Vaccination status is not at all the same as the answers to your 6 questions. One's vaccination status can impact hundreds of others. The other questions have little or no impact on anyone but the answerer. (STDs can)

Change covid pandemic to Ebola outbreak and would your interest in knowing my situation change if we were going to meet?
 
Nobody is ignoring the harm possible in taking a vaccine.
You (paraphrased) said that 'one does not cause harm', while I was talking about forcing people to take the vaccine. So, saying 'no one denies it and critising them is okay' is not really the same thing we were talking about. But also, the harms that have been acknowledged here are not the scope of the harms that are being expressed.

If a person is suffering from misinformation
We're all suffering from misinformation. After that, it's just successful curation, bias, and luck in whether that information is processed usefully. Some will be right for the wrong reasons and we'll also be wrong for wrong reasons.
The hesitant crowd will be alert to when the mandate-arguer is wrong, and the more wrong they are, the more damage is done. We all accuse each other of being 'anti-science', while not acknowledging the good science. That, along with perceptive bias, actually cements the opinion that "they" are anti-science. Nevermind the failure of factoring in human behaviour.

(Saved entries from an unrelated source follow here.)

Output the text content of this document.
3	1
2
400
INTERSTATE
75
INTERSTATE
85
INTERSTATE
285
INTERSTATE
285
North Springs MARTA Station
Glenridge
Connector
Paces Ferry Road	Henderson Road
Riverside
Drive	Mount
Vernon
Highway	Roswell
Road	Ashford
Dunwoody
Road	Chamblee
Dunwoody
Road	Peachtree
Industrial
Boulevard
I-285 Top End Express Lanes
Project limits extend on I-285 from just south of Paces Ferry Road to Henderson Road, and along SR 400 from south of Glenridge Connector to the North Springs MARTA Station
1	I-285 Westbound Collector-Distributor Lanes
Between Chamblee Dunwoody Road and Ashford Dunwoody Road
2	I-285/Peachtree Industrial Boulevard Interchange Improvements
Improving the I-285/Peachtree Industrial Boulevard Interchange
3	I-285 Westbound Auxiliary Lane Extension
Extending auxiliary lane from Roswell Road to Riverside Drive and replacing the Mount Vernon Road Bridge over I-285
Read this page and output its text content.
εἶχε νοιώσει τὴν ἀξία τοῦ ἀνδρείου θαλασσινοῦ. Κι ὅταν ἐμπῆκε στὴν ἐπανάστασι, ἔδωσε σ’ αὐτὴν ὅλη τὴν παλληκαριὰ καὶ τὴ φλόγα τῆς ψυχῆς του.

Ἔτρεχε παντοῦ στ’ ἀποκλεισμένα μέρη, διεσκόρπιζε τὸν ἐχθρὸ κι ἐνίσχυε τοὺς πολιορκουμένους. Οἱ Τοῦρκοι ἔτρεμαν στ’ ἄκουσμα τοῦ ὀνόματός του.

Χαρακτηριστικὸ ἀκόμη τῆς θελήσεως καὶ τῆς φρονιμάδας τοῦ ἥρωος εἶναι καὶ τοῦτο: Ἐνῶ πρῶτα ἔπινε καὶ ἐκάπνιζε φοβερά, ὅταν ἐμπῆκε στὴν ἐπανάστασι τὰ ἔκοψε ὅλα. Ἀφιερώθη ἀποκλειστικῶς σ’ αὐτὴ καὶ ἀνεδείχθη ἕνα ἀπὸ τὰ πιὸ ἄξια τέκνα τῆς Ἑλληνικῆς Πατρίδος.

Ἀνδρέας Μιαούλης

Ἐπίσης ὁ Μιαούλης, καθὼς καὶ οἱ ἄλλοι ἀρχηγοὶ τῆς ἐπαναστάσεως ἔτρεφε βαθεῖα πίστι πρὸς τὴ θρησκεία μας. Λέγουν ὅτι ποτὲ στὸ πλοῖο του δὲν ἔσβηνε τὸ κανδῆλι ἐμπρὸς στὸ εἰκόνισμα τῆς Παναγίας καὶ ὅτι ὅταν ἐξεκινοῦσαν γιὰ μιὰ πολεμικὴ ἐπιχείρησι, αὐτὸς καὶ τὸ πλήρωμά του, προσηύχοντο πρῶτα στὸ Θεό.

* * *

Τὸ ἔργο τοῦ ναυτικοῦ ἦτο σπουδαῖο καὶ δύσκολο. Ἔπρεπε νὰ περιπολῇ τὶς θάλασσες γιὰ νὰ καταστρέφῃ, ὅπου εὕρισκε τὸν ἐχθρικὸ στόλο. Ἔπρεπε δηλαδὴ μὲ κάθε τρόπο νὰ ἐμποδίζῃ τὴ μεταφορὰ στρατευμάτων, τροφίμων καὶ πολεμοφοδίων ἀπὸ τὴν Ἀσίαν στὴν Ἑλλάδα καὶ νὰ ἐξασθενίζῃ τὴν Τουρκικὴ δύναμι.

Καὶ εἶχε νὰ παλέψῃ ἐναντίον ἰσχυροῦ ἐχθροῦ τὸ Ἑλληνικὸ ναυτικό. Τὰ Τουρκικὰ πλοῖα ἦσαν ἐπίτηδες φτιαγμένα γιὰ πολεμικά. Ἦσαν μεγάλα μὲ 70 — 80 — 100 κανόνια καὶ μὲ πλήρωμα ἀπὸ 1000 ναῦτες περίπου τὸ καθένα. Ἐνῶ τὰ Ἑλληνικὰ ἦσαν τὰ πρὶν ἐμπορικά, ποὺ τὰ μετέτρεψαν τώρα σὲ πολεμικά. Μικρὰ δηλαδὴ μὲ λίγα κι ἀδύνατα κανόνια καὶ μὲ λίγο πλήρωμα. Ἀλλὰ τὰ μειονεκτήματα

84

Bad arguments forcing people to receive the vaccine will cause their own hesitancy. We don't have anti-vaxxers here, so the best I can do on CFC is push back on what I see to be the problem.
But the problem is it aligns with and often ends up amplifying anti-vaxxer rhetoric.
That's not the problem, it's a problem. If we're going to ever increasingly silo debate as 'anti-vaxxer rhetoric', then what happens is that the people who know that it's not 'anti-vax' learn that we actually don't know what we are talking about. The debate has to happen. Like I said, a lot of damage is done when positions are mischaracterized. This means that we know that there are parts of the pro-mandate crowd that will actually biasedly ignore concerns, and they'll socially pressure us into relabeling concerns as 'antivax'. "Antivax" is very far away on whatever spectrum we're putting "vaccine mandaters" onto, and so people literally on this thread (without significant pushback) continually relabelling things as 'antivax' is going to be emblematic of the problem.

And you're seeing an increased backlash against the individuals that oppose measures that would speed up the end of the pandemic. Some of this, by volume, will end up being irrational. That's to be expected. But we need to not weight them as though they're equivalent, and based on the same strength and validity of data. Because they're not.
I don't weight them equally, it's definitely going to be on a matrix. And yeah, I'm also complaining about opposing measures that would speed up the end of the pandemic. Er, maybe not 'opposing', I'm more 'demanding more', but ehn.